Wednesday, February 5, 2025

Your Streak - Don't Let it Break!

 What's really important? 


If we believed our phones, the only thing that should be on our minds is our streaks. 

Our games (I'm looking at you NYT games!), our learning (that angry little green dude named Duo), and our engagement (Reddit scores!) -- everything has its counter, reminding us that it will reset to 0 the moment we are inattentive. 



I get it, we are creatures of habit. Psychologically, we are drawn to patterns and are rewarded by these little dopamine rushes. Our brains seem to thrive on the creation of the neural pathways that are our habits, for good or ill. (Here's a good discussion of the psychology behind it.)

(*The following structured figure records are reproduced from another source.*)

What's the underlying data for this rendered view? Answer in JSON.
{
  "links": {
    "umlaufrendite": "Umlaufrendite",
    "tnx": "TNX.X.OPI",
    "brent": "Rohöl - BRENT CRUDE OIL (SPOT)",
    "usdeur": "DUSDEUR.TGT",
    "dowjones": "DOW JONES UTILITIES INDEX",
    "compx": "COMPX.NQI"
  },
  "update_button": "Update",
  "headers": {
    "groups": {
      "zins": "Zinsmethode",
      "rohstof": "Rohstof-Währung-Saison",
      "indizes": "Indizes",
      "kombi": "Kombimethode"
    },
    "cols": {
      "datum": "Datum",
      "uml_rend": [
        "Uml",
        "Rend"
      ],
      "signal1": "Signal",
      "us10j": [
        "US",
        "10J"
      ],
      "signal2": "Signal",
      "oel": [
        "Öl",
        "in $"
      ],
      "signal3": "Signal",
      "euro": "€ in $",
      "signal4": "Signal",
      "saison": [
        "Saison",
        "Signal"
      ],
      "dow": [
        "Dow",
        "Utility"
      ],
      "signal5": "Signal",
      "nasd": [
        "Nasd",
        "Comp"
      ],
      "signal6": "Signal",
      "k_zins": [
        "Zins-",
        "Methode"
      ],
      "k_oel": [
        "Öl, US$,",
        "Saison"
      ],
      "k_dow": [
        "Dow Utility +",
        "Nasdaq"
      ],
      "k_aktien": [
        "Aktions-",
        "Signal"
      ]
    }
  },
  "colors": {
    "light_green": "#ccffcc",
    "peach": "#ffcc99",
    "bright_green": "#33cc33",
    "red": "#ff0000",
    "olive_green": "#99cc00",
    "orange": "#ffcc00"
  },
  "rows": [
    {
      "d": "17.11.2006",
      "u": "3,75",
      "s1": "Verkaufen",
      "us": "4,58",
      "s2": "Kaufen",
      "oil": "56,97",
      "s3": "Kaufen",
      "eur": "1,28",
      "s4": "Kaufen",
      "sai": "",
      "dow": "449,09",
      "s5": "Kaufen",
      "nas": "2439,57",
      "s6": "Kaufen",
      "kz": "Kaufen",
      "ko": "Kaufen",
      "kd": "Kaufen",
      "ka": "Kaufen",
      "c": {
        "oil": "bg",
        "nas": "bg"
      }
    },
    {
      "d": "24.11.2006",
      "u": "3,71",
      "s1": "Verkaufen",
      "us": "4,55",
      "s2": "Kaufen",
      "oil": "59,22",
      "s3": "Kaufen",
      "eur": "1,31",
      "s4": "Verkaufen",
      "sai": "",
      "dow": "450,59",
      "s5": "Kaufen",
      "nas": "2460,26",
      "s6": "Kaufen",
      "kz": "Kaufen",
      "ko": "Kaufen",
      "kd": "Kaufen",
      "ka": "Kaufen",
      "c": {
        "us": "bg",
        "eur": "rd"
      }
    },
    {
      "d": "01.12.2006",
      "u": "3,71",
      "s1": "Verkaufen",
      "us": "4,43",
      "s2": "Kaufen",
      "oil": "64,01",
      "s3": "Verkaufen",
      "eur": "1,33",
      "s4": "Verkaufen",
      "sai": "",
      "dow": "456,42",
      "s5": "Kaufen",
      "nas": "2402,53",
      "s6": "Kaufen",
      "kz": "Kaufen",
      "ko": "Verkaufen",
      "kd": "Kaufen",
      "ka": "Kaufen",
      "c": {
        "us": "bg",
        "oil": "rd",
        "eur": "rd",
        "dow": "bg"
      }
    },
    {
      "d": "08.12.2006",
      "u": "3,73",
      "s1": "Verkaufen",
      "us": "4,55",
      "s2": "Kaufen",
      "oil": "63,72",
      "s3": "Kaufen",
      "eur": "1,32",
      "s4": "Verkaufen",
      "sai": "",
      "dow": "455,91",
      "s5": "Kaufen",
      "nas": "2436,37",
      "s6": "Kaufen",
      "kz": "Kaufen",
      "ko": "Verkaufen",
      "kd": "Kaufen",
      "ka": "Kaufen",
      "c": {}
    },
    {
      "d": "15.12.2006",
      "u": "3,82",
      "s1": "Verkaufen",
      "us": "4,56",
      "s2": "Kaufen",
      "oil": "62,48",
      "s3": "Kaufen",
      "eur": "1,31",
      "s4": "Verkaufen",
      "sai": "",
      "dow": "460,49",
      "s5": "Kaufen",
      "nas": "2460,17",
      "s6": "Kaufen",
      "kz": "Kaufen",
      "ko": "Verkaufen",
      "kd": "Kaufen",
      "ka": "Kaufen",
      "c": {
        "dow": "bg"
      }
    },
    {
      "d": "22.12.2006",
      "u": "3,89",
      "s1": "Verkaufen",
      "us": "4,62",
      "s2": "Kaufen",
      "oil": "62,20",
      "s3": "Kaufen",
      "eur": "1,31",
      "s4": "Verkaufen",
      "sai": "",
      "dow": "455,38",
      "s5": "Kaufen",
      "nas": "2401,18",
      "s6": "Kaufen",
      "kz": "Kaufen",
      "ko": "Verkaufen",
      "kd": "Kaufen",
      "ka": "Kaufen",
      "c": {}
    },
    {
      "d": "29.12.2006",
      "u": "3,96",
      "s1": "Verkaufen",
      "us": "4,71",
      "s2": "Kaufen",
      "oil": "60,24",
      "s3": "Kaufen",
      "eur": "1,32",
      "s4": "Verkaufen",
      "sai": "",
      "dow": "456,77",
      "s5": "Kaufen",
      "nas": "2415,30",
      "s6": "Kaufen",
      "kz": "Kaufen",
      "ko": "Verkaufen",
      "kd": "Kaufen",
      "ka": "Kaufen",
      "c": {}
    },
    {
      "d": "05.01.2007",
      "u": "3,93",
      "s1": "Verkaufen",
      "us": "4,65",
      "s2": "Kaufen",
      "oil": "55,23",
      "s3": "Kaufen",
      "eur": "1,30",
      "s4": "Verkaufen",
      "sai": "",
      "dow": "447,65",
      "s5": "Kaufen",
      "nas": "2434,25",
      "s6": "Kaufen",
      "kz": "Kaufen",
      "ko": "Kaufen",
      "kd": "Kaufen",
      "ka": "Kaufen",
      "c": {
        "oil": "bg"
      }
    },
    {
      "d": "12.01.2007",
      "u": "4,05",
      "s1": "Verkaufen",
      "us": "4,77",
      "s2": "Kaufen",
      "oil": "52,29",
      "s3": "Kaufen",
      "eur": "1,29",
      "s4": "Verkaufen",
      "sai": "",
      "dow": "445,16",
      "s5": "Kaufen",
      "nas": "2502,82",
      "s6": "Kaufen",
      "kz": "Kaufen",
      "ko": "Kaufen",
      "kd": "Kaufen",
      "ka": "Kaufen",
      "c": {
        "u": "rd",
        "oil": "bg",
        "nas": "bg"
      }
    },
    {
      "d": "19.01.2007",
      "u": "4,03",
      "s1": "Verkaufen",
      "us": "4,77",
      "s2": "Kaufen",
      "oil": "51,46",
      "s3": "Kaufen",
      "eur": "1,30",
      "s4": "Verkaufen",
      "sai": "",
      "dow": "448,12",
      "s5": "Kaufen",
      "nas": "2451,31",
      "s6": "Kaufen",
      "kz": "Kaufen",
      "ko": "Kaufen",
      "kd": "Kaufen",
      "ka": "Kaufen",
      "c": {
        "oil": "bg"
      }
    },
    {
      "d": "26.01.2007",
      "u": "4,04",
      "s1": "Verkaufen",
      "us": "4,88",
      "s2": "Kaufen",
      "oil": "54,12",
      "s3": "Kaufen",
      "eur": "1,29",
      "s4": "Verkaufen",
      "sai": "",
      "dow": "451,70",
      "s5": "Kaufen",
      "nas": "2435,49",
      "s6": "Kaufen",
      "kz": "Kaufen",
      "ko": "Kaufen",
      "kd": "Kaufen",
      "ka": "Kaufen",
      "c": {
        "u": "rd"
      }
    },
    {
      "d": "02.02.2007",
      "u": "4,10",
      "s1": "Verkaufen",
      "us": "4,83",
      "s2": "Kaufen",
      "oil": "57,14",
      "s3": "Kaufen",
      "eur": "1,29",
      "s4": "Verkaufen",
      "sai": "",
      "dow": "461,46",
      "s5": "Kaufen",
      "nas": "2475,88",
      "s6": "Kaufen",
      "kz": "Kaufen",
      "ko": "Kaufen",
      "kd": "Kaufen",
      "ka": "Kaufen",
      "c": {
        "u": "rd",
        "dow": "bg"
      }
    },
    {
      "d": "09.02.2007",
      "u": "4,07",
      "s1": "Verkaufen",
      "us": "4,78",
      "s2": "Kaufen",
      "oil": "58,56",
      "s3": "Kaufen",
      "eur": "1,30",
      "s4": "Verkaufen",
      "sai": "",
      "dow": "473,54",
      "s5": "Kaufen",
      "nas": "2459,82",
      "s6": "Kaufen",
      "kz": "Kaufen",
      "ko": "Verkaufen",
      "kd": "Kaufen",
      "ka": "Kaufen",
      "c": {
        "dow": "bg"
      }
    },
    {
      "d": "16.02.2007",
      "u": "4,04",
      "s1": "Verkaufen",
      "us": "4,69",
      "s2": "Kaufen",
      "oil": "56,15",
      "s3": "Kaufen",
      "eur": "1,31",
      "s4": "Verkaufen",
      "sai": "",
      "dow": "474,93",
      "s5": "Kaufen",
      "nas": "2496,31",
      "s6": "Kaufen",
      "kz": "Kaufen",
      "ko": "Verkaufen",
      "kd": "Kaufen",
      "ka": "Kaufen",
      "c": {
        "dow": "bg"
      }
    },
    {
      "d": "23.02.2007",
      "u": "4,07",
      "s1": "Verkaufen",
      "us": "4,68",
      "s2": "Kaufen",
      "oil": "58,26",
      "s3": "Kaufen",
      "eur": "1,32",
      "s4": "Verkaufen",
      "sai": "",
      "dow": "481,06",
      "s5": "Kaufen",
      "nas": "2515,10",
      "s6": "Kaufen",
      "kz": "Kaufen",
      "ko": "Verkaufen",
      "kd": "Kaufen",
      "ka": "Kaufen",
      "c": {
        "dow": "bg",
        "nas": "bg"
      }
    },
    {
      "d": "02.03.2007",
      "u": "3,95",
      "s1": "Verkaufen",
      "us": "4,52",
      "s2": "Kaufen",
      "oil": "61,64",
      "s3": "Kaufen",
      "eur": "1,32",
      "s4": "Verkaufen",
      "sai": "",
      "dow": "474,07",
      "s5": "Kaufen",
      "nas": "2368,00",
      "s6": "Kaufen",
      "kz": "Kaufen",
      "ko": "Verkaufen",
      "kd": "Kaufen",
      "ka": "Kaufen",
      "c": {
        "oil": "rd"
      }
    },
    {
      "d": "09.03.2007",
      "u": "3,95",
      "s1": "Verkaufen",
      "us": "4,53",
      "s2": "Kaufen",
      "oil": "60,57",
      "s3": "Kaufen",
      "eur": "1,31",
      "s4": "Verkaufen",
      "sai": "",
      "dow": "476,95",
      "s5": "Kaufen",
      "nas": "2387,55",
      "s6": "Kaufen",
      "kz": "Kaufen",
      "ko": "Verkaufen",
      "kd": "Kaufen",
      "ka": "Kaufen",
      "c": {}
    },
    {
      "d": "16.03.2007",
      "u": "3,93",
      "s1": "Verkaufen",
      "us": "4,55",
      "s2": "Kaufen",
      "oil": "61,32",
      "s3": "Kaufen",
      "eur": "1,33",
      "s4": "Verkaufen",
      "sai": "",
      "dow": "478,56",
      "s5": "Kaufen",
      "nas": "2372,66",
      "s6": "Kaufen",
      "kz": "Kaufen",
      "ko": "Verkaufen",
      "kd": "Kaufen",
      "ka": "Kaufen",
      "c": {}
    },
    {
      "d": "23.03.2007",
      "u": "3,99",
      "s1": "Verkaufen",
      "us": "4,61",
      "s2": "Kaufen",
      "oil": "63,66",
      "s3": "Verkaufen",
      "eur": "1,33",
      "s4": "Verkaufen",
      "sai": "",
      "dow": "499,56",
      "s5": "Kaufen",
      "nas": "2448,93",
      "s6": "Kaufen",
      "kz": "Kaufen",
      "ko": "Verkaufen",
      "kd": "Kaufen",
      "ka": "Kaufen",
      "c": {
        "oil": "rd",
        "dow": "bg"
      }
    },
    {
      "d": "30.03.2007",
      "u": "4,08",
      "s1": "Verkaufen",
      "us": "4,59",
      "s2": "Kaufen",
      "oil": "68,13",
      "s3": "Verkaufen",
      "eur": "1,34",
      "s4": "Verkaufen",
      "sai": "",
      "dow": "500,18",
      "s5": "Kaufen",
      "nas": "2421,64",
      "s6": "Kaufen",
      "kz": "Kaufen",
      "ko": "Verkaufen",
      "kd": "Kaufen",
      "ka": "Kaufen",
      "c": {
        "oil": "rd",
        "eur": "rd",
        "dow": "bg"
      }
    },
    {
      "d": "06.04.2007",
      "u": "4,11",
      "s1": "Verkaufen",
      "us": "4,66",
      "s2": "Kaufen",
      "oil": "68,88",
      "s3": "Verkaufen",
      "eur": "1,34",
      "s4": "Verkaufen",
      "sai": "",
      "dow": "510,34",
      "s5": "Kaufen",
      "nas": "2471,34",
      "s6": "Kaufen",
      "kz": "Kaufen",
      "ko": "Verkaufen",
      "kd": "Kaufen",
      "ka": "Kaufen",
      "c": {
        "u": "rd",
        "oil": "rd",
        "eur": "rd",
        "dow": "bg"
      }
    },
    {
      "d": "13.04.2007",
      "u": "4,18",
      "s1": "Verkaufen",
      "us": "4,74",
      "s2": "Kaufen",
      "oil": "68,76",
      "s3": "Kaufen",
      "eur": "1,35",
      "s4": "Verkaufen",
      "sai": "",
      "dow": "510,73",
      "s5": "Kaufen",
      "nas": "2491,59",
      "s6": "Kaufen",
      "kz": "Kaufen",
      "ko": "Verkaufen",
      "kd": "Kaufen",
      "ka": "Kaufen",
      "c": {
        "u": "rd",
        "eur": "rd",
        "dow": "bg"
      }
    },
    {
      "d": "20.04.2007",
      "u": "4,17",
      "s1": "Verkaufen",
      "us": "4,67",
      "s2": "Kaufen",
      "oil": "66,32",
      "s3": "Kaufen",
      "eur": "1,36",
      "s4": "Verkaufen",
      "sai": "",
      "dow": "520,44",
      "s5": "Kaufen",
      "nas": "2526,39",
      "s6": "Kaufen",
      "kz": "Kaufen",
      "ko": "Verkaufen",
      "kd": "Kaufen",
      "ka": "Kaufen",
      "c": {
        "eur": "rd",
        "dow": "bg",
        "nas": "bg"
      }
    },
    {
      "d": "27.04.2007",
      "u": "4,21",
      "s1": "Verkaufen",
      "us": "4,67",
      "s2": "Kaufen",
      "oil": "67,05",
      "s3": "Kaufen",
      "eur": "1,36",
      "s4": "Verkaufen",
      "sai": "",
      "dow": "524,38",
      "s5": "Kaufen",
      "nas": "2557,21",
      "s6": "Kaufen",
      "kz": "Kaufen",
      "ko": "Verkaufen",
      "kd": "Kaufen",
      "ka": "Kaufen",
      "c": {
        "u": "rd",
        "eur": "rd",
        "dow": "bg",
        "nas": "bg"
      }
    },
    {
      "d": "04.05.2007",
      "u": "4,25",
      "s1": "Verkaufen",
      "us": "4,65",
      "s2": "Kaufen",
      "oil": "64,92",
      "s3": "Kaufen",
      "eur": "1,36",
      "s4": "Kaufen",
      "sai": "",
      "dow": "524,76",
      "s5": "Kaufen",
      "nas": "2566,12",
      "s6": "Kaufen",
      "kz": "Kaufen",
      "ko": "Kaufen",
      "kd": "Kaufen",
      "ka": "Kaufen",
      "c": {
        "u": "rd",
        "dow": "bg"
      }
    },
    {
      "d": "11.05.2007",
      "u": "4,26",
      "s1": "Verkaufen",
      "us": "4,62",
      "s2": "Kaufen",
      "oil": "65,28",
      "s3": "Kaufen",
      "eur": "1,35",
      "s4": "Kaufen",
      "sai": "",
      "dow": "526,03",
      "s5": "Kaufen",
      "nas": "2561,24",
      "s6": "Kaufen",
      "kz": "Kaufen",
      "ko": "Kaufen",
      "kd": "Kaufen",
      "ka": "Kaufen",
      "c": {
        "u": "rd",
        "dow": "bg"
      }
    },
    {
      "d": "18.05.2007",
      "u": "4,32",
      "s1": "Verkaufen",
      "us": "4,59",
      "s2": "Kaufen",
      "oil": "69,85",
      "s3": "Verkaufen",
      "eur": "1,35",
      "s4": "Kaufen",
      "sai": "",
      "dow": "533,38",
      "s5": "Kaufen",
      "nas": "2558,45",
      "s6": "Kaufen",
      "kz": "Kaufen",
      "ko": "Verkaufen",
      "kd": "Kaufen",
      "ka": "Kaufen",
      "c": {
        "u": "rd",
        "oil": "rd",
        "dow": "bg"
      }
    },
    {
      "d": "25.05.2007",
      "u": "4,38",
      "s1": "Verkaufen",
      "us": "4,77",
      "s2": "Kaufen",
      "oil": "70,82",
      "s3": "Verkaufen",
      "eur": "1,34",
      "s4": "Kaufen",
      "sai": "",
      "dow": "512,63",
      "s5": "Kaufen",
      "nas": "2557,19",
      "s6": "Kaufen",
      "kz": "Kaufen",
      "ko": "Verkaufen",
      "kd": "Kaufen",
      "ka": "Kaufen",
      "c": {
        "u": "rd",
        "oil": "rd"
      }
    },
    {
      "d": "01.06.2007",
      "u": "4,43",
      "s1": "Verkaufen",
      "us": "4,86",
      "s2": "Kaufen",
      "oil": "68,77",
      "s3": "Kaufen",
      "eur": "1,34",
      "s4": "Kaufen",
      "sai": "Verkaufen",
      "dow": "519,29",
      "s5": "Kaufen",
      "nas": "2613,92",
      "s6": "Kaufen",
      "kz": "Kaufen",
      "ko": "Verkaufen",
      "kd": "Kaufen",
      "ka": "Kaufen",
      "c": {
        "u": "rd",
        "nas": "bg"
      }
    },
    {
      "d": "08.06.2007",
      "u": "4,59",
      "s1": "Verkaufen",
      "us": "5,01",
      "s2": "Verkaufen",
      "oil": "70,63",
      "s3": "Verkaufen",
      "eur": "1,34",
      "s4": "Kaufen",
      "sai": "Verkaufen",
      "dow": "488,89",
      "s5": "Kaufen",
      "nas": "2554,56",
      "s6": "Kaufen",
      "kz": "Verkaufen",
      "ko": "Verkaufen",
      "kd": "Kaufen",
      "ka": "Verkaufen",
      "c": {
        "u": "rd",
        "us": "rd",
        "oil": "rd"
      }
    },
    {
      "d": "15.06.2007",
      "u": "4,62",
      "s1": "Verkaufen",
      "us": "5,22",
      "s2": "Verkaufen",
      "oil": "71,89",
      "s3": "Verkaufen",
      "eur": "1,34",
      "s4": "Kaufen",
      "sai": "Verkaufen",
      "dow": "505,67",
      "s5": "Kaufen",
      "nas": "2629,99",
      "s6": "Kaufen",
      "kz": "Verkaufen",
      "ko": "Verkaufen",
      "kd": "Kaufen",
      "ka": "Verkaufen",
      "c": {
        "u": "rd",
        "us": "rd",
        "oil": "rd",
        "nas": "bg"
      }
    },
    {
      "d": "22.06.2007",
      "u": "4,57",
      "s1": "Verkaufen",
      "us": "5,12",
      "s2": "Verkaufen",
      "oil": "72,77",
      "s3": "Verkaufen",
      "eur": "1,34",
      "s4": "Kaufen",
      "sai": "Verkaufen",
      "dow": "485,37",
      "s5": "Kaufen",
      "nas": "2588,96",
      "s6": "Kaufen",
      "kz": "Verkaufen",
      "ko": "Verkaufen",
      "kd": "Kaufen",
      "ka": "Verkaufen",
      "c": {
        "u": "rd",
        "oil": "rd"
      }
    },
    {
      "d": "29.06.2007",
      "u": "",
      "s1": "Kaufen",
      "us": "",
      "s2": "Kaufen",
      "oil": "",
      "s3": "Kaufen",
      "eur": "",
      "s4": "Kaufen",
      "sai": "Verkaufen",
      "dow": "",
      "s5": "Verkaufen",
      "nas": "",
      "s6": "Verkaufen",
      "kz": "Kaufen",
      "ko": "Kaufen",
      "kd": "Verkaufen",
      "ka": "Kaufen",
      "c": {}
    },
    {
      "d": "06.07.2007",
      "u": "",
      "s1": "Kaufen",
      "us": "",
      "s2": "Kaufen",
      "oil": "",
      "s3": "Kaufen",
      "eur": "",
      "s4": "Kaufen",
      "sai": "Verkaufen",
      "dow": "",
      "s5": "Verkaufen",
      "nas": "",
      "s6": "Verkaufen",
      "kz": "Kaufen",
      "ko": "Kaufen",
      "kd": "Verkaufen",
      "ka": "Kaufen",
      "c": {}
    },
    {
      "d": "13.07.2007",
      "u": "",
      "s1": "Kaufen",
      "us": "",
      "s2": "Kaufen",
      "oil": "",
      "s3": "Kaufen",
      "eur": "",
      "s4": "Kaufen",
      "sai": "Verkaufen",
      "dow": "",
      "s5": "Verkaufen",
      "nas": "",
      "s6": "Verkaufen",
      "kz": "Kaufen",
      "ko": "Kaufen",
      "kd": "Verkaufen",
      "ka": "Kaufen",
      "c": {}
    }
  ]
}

If you've ever played D&D or other such games, maybe you've run across apps like Habitica - a habit tracking tool that truly takes the game to another level. In it, you choose a "class" (fighter, mage, etc) and "defeat" foes by dealing them "damage" from completed tasks. I used this for awhile, in a group of friends (we were a "party"), and found it amusing. You amass coin, gear, experience and pets. The key thing that I liked about it was that it wasn't as much about not breaking the streak as it was about fighting on the quests. 

This gamification (Wikipedia link: Gamification) is a common element in motivating people to create and change habits - this is a common theme among many phone apps. As one research paper puts it: "Gamification can make behavior change easier by awarding points for the desired behavior and deducting points for its omission."

Do broken streaks sap your motivation? This article discusses some of the studies behind the phenomenon, which seem to show that if there's no recording of the work done, then there's less desire to do the task, and the reverse. People will even do "expensive" things to repair a broken streak - watch an ad, pay in-game currency to "repair" it, and the like. 

Or can breaking a streak be powerful? Are we kept in a prison of our own making by being held hostage to these apps? Here's a brief discussion with one game designer who asked exactly that: "What if we reward people for breaking a streak?" Would they appreciate the release of the stress or would it ruin the gamification of the app? 

Strong motivation, powerful freedom, or irrelevant? With this current state of the world we're in, with its threat to the most vulnerable around the globe, it seems frivolous to be trapped in these streaks, whatever the result. 

I think the habits we need to develop include putting our phones down and doing good works.